Por isso ele tinha aquela grande tristeza
Que ele nunca disse bem que tinha,
Mas andava na cidade como quem anda no campo
E triste como esmagar flores em livros
E pôr plantas em jarros...



alberto caeiro
o guardador de rebanhos



09 agosto 2015

alberto caeiro / bendito seja o mesmo sol



Bendito seja o mesmo sol de outras terras
Que faz meus irmãos todos os homens
Porque todos os homens, um momento no dia, o olham como eu, 
E, nesse puro momento
Todo limpo e sensível
Regressam lacrimosamente
E com um suspiro que mal sentem
Ao homem verdadeiro e primitivo
Que via o Sol nascer e ainda o não adorava.
Porque isso é natural - mais natural
Que adorar o ouro e Deus
E a arte e a moral ...
  

alberto caeiro




28 junho 2015

alberto caeiro / aquela senhora tem um piano



Aquela senhora tem um piano
Que é agradável mas não é o correr dos rios 
Nem o murmúrio que as árvores fazem ...

Para que é preciso ter um piano?
o melhor é ter ouvidos
E amar a Natureza.
  


alberto caeiro





16 maio 2015

alberto caeiro / última estrela



Última estrela a desaparecer antes do dia,
Pouso no teu trémulo azular branco os meus olhos calmos,
E vejo-te independentemente de mim;
Alegre pelo critério (?) que tenho em Poder ver-te
Sem "estado de alma" nenhum, sonho ver-te.
A tua beleza para mim está em existires
A tua grandeza está em existires inteiramente fora de mim.




alberto caeiro



01 janeiro 2015

alberto caeiro / assim como



Assim como falham as palavras quando querem exprimir qualquer  pensamento, 
Assim falham os pensamentos quando querem exprimir qualquer realidade, 
Mas, como a realidade pensada não é a dita mas a pensada. 
Assim a mesma dita realidade existe, não o ser pensada. 
Assim tudo o que existe, simplesmente existe. 
O resto é uma espécie de sono que temos, infância da doença. 
Uma velhice que nos acompanha desde a infância da doença. 

  

alberto caeiro




14 dezembro 2014

alberto caeiro / o meu olhar

  
II

O meu olhar é nítido como um girassol.
Tenho o costume de andar pelas estradas
Olhando para a direita e para a esquerda,
E de, vez em quando olhando para trás...
E o que vejo a cada momento
É aquilo que nunca antes eu tinha visto,
E eu sei dar por isso muito bem...
Sei ter o pasmo essencial
Que tem uma criança se, ao nascer,
Reparasse que nascera deveras...
Sinto-me nascido a cada momento
Para a eterna novidade do Mundo...
Creio no mundo como num malmequer,
Porque o vejo.  Mas não penso nele
Porque pensar é não compreender ...

O Mundo não se fez para pensarmos nele
(Pensar é estar doente dos olhos)                  
Mas para olharmos para ele e estarmos de acordo...
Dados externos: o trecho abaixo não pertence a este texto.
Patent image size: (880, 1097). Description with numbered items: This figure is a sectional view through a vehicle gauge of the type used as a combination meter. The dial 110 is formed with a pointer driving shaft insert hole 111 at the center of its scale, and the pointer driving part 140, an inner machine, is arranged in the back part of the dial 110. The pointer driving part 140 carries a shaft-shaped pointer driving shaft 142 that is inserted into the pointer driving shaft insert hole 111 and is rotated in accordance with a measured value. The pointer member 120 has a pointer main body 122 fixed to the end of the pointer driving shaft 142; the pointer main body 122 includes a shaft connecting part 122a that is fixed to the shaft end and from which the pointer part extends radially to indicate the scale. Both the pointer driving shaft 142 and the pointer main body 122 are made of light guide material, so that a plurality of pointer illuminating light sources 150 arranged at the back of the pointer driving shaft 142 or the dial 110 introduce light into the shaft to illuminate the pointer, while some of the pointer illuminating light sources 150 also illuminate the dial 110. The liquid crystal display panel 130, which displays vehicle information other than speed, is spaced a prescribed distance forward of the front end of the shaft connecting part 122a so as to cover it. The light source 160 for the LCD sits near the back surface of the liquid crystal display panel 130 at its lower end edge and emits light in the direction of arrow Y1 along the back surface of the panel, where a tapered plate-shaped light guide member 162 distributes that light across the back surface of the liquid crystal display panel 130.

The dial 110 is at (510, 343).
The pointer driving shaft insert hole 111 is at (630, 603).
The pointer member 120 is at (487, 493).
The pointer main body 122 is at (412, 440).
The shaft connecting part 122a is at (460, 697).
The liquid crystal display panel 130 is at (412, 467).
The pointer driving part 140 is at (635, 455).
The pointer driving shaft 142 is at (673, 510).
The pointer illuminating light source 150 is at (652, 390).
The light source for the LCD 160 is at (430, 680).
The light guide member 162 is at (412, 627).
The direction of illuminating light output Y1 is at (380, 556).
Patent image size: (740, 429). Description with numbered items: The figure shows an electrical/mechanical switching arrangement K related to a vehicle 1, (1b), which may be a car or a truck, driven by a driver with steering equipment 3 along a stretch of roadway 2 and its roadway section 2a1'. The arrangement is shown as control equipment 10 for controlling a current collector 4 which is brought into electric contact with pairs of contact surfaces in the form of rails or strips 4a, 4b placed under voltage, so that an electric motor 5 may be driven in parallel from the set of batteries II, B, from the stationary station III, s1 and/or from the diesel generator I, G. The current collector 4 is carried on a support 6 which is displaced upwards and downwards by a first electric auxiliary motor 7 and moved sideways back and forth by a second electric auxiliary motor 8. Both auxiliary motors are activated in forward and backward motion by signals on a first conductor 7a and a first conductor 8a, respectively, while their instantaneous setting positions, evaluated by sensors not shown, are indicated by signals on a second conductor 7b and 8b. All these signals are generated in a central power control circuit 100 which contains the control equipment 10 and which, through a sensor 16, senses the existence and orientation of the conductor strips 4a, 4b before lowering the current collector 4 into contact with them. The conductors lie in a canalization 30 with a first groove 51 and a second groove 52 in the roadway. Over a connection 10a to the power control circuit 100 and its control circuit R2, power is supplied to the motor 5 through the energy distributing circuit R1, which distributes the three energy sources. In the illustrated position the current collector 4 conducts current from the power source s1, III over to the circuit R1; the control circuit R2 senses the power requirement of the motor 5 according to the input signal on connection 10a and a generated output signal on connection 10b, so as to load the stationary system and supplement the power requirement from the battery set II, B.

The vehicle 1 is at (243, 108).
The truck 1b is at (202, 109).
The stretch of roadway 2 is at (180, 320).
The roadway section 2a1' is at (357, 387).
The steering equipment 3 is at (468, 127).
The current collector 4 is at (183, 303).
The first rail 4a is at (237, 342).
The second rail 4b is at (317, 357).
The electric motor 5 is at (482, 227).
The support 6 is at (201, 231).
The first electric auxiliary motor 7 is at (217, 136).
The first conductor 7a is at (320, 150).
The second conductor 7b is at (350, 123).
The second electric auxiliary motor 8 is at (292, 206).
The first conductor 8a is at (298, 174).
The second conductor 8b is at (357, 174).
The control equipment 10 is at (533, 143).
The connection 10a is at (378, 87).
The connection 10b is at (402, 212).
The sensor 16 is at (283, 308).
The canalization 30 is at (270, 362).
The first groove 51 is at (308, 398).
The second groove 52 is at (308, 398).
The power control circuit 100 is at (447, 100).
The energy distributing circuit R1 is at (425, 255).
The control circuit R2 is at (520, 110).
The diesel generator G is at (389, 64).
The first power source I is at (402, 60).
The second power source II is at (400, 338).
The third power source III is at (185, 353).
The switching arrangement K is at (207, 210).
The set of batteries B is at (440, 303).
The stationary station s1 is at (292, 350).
Eu não tenho filosofia: tenho sentidos...
Se falo na Natureza não é porque saiba o que ela é,
Mas porque a amo, e amo-a por isso,
Porque quem ama nunca sabe o que ama
Nem sabe por que ama, nem o que é amar ...
Amar é a eterna inocência,
E a única inocência não pensar...


alberto caeiro
o guardador de rebanhos




23 novembro 2014

alberto caeiro / a neve



A NEVE PÔS uma toalha calada sobre tudo.
Não se sente senão o que se passa dentro de casa.
Embrulho-me num cobertor e não penso sequer em pensar.
Sinto um gozo de animal e vagamente penso,
E adormeço sem menos utilidade que todas as acções do mundo.